If we try all pairs \((i,j)\) (there are \(\dfrac{N(N-1)}2\) pairs), it is difficult to finish within the execution time limit.

Here, let us deform the equation \(j-i=A _ i+A _ j\) into \(j-A _ j=i+A _ i\). Then, finding all pairs \((i,j)\) for a fixed \(j\) is equivalent to finding the number of indices \(i\) with \(1\le i\lt j\), such that the value \(i+A _ i\) is equal to \(j-A _ j\).

Given this fact, we come up with the following algorithm using an associated array.

1. Prepare an associated array \(\operatorname{map}\) that accepts an integer as a key and returns a non-negative integer, initialized with \(0\).
2. Initialize \(\operatorname{ans}\) with \(0\).
3. For \(j=2,3,\ldots,N\), repeat the following.
   1. Set \(\operatorname{ans}\leftarrow\operatorname{ans}+\operatorname{map}\lbrack j-A _ j\rbrack\).
   2. \(\operatorname{map}\lbrack j+A _ j\rbrack\leftarrow\operatorname{map}\lbrack j+A _ j\rbrack+1\).

Due to step 3-2., when step 3-1. is performed \(\operatorname{map}\lbrack x\rbrack\) stores the number of indices \(1\le i\lt j\) with \(i+A _ i=x\), so this algorithm yields a correct answer.

Since \(1\le A _ i\), the value \(x\) satisfying \(i+A _ i=j-A _ j=x\) is within \(0\le x\lt N\) (it can be narrowed down even further, by the way).
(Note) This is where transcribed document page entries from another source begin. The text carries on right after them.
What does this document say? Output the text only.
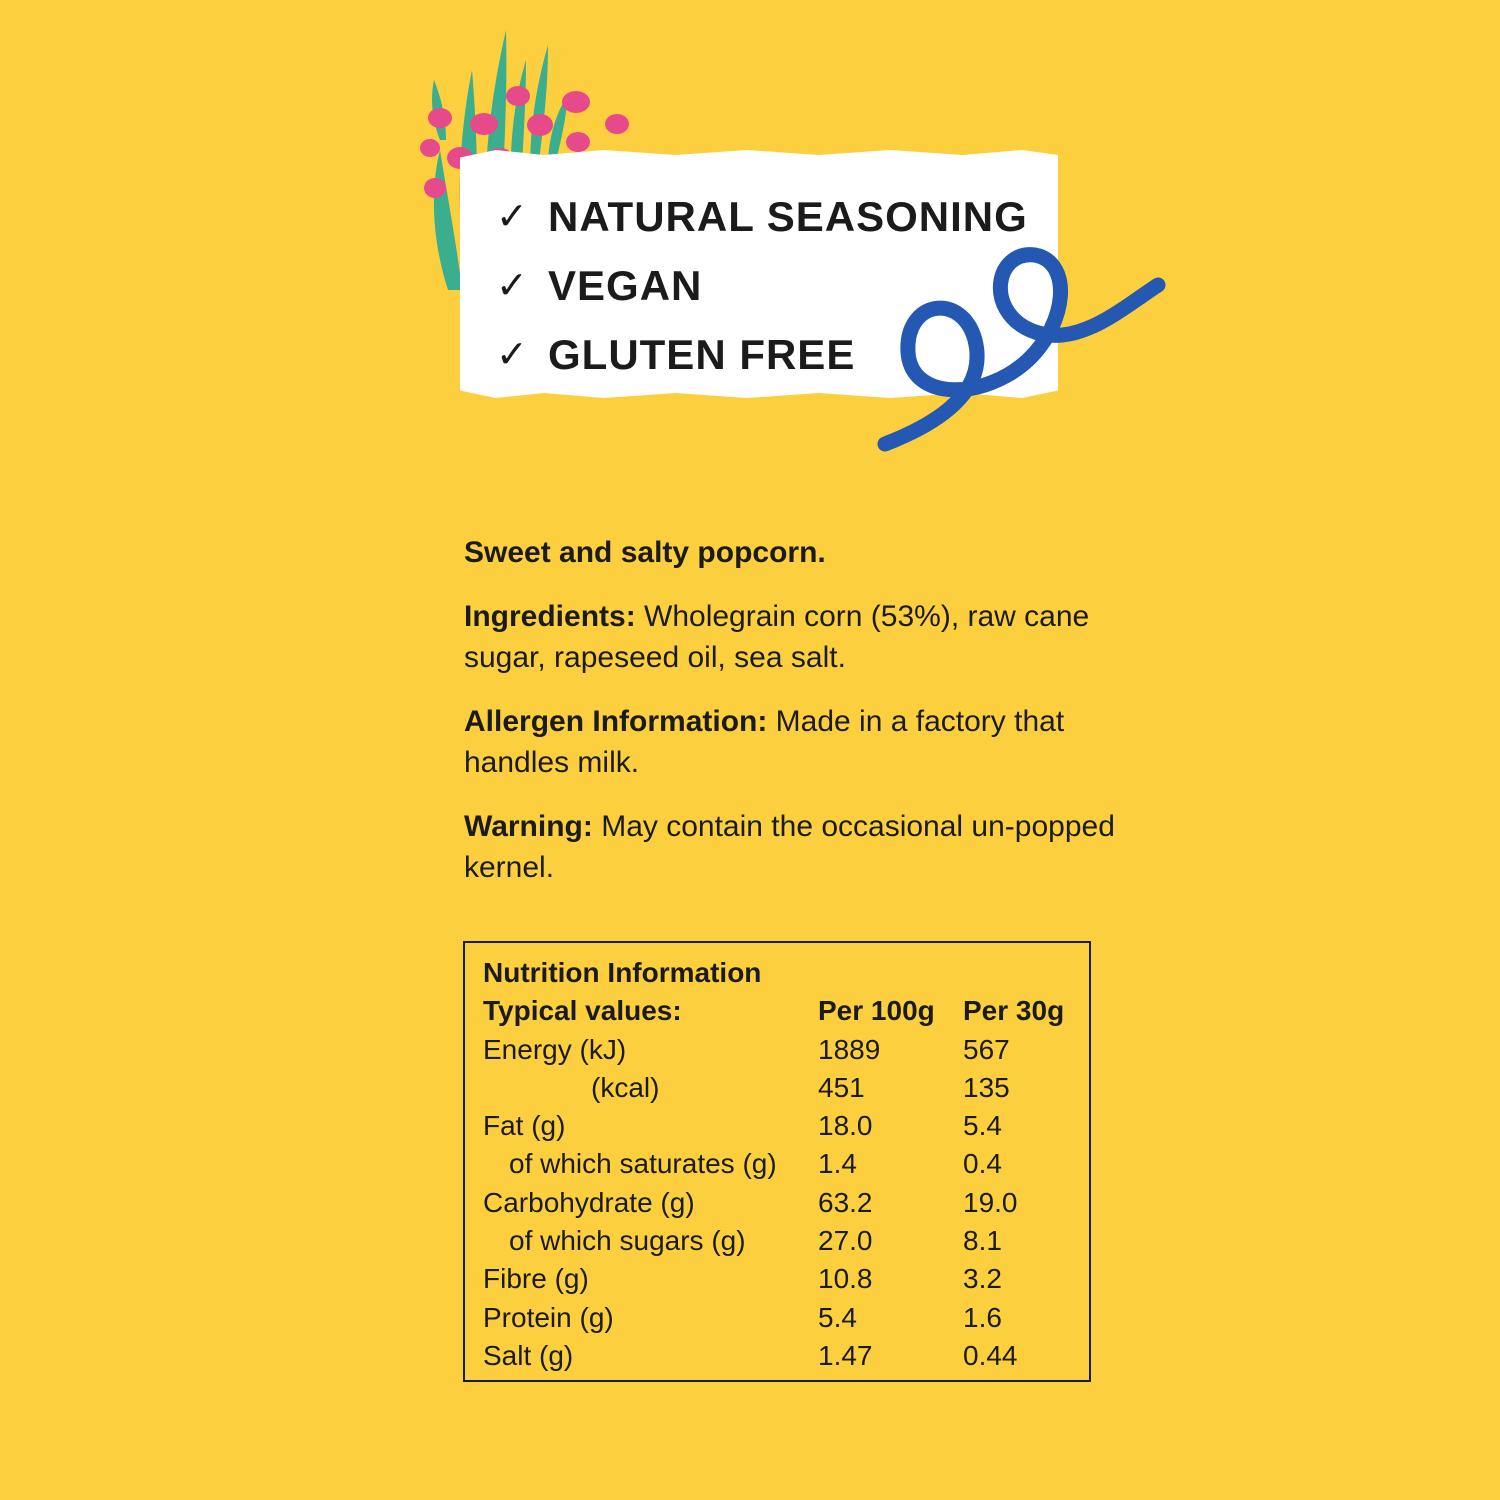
✓ NATURAL SEASONING
✓ VEGAN
✓ GLUTEN FREE

Sweet and salty popcorn.

Ingredients: Wholegrain corn (53%), raw cane sugar, rapeseed oil, sea salt.

Allergen Information: Made in a factory that handles milk.

Warning: May contain the occasional un-popped kernel.

Nutrition Information
Typical values:	Per 100g	Per 30g
Energy (kJ)	1889	567
(kcal)	451	135
Fat (g)	18.0	5.4
of which saturates (g)	1.4	0.4
Carbohydrate (g)	63.2	19.0
of which sugars (g)	27.0	8.1
Fibre (g)	10.8	3.2
Protein (g)	5.4	1.6
Salt (g)	1.47	0.44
This allows us to replace the associated array with an array of length \(N\).

The following is sample code.

Note that the answer may exceed \(2 ^ {32}\). (For example, when \(N=2\times10 ^ 5\) and \(A _ i=\vert i-10 ^ 5\vert\).)

#include <iostream>
#include <map>
using namespace std;

int main() {
    int N;
    cin >> N;

    // counter[x] : the number of i satisfying x = i + A[i]
    map<int, int> counter;

    long ans = 0;
    for (int i = 0; i < N; ++i) {
        int a;
        cin >> a;
        // Add the count satisfying j - A[j] = i + A[i]
        ans += counter[i - a];
        // increment the counter for j + A[j]
        ++counter[i + a];
    }
    cout << ans << endl;
    return 0;
}